The Preamble to the Constitution declares in magisterial terms that “We the People,” in order “to form a more perfect Union, establish Justice, insure domestic Tranquility, provide for the common defense, promote the general Welfare, and secure the Blessings of Liberty to ourselves and our Posterity, do ordain and establish this Constitution for the United States of America.” Surely, judges must interpret all of the text that follows this Preamble consistent with these visionary principles, which inevitably entails the skills of judgment for which judges are appointed or elected.
While Scalia and Garner may dismiss the views expressed by Brennan (and others), in the end, the author’s goal of installing textualism as the single legitimate theory of interpretation proves unpersuasive.

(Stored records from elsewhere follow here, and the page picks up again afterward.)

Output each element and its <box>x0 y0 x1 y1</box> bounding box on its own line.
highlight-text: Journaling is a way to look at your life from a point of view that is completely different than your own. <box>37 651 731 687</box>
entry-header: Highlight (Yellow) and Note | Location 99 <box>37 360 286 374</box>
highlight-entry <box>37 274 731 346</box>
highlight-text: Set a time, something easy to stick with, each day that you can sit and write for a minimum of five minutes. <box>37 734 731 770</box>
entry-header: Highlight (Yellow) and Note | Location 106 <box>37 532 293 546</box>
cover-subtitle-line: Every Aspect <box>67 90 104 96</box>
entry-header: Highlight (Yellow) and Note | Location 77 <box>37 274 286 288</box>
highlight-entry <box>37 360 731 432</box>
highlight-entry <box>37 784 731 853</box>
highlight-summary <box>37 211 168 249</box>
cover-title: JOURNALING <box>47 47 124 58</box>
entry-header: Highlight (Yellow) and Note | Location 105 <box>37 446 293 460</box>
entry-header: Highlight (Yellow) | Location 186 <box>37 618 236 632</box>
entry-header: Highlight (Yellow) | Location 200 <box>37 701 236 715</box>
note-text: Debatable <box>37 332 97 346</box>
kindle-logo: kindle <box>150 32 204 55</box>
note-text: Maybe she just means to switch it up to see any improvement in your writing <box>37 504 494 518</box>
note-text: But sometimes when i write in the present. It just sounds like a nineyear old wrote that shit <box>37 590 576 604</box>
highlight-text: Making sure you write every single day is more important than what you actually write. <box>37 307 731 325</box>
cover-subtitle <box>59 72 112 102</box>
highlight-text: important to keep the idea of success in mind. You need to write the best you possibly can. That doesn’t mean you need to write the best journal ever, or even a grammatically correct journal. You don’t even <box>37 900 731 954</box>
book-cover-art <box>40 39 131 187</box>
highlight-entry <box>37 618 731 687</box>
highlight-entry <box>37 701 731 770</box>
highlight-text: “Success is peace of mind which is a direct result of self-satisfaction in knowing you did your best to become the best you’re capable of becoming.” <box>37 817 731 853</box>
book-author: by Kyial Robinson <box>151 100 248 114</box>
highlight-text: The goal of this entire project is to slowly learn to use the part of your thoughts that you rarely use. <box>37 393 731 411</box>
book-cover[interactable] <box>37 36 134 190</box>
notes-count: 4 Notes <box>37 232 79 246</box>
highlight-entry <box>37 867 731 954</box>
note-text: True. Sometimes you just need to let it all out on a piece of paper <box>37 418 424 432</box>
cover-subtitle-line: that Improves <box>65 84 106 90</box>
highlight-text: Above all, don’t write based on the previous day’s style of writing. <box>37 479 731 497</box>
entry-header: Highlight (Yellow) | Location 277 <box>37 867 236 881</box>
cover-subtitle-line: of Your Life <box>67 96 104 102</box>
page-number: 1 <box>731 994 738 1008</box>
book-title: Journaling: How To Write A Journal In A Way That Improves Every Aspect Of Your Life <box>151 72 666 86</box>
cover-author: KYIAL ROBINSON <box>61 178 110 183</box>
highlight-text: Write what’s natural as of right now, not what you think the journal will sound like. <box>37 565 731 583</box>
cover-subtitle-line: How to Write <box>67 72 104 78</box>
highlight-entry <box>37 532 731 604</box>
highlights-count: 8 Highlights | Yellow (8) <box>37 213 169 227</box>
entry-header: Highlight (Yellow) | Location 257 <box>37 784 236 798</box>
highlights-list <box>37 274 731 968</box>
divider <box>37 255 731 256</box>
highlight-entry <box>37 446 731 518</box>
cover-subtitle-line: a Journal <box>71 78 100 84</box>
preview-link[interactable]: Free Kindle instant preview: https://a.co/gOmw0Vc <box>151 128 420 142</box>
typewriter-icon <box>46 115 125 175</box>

Declared at the outset as the most principled approach to interpreting legal text, Scalia and Garner are forced to concede that there are in fact principles of “fundamental law” expressed in the Constitution which judges must consult in giving meaning to the text. It is doubtful that, by reason of this book or the decisions rendered by Justice Scalia on the bench, textualism will come to rule the day in the ongoing task of interpreting the legal documents which rule our lives.